When interpreting a heat map, the first thing to look for is patterns of gene expression that are correlated with particular samples or groups of samples. For example, if a heat map shows that a particular set of genes is highly expressed in a group of cancer samples but not in healthy samples, it may indicate the presence of a biomarker for cancer.
Another important feature to consider when interpreting a heat map is the range of expression levels represented by the colors. Typically, red is used to indicate high levels of expression, while blue (or green) indicates low levels. However, the specific range of expression levels associated with each color can vary as indicated in the above image with darker and lighter shades of red and blue. It's important to keep this in mind when interpreting the results, as the colors alone may not provide enough information to draw meaningful conclusions.
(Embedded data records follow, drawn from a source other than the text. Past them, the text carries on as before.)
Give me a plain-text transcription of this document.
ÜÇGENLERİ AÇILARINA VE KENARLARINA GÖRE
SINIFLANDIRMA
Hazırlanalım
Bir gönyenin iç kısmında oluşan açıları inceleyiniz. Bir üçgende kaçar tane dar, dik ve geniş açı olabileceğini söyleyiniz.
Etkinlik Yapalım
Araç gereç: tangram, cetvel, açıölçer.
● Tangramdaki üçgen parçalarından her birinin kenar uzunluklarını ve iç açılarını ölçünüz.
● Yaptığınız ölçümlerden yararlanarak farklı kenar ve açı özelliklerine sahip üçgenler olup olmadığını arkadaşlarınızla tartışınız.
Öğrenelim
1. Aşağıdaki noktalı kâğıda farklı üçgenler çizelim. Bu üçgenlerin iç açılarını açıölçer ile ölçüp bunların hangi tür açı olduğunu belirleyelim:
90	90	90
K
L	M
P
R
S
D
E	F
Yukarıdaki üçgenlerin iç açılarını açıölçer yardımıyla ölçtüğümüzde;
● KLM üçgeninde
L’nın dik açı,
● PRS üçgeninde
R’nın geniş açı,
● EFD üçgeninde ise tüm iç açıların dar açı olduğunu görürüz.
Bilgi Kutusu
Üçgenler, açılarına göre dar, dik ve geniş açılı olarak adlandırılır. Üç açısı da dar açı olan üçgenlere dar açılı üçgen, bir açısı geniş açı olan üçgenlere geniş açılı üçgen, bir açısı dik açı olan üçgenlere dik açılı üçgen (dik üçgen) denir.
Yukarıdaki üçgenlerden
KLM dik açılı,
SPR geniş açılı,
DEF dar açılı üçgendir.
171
In addition to visual inspection of patterns and colors, heat maps can also be analyzed using statistical methods to identify the relationships of patterns and correlations in the data. One common technique is hierarchical clustering, which groups genes and samples together based on their similarity in expression patterns. In the example above, you can see that this dataset is clustered into groups A and B. Each row represents an RNA gene and each column is a single sample. This can help identify clusters of genes or samples that are biologically meaningful and may lead to the discovery of new biomarkers.
Examples of Biomarkers Discovered with Help from Heat Maps
Heat maps have been used extensively in biological research to identify potential biomarkers for diagnosis, prognosis, and treatment. Here are some examples of cancer biomarker research that relied on heat maps to identify biomarker associations:
- Ovarian Cancer: In a study published in the Journal of Translational Oncology, researchers used heat maps and HTG EdgeSeq technology to identify subsets of miRNAs that may be dysregulated in women at high risk (HR) of developing ovarian cancer compared to those at low-risk (LR). The study found that a vast majority of the differentially expressed miRNAs were downregulated in HR serum, with functional association analysis revealing that subsets of these miRNAs may target genes involved in hypoxia and androgen pathways that contribute to the HR state.
- Lung Cancer: In a study published in PLOS One, researchers used heat maps to identify a gene signature that predicted the survival of lung cancer patients. The signature included several genes involved in inflammation and immune response.
- Colorectal Cancer: In a study published in BMC Cancer, researchers used heat maps to identify a gene signature that predicted the response of colorectal cancer patients to chemotherapy. The signature included several genes involved in cell cycle regulation and apoptosis.
There are several software programs to help researchers generate these visualizations from data. The HTG EdgeSeq Reveal (Reveal) software is a powerful, simple-to-use integrated solution for interrogating and visualizing gene expression data using the HTG platform. Reveal allows for the easy generation of not only Heat Maps but also Principal Component Analysis plots, Volcano Plots, and Expression Profiles. To request a demo click HERE.
In summary, heat maps are a powerful tool for visualizing and analyzing gene expression data in biomarker discovery and other applications. By using data user-friendly data visualization software and carefully interpreting the colors and patterns in the heat map, researchers can gain insights into the activity of genes in different biological samples. Hence, they can identify potential biomarkers for various diseases and conditions.